I want to be there for my friends. I want to support them. I want to make sure they have what I didn’t have and don’t have, the things that would have helped me or the things I still feel I need. I try to be that for them. But for a few of them I feel like the on-call therapist, the only life line. And as much as I cannot stop myself from being the supportive advisor, I need a change. This isn’t working for me. Especially because the people who do this the most cannot offer me what I need in return. It feels one-sided and like I am giving more than I have. None of my needs are being met, except my need to be needed, and at this point in my life I would prefer to that to go both ways. And I would prefer to not drain myself and to not have to undo my own progress again and again to have that.
For some reason I feel like I am ungrateful and like I am being unfair and unkind to these people. They are caring and kind and it’s not their fault that what they have to give doesn’t fit with what I need. And I feel lonely and expendable. And here are people who I care about, who care about me, who want to spend time with me and who needs something I can provide and they ask me for it.
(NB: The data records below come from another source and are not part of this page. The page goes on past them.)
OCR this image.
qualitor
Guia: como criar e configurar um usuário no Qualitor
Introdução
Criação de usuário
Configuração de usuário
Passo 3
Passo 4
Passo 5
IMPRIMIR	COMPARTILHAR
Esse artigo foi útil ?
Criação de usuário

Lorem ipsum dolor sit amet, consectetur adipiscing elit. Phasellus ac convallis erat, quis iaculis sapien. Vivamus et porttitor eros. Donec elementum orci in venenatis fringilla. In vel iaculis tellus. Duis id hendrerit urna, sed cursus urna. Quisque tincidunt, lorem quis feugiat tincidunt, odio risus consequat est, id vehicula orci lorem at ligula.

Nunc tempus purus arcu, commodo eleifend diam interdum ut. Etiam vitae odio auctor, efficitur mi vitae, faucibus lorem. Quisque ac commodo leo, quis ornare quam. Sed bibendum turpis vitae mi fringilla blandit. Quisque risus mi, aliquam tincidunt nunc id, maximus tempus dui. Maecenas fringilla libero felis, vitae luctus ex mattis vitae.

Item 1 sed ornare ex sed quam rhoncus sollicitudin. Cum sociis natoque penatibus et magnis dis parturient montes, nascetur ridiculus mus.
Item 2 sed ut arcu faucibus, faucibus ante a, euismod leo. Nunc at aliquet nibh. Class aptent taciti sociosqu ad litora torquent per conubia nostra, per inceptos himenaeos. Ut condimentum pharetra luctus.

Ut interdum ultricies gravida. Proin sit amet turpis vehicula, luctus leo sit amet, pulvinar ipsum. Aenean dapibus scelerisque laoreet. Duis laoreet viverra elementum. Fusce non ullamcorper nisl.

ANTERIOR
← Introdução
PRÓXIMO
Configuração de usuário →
So why do I still walk away feeling like none of my needs are being met? Why do I feel so fundamentally incompatible with people this warm and kind and who want to give? What is it I am looking for?
My first priority about this is figuring out how to not absorb all those feelings from others. Then I probably need some conversations about what I need and how to make room for that too. I know I have really bad boundaries, but I am working on it.
I am not entirely sure how to finish this letter. Except to say thank you for your time.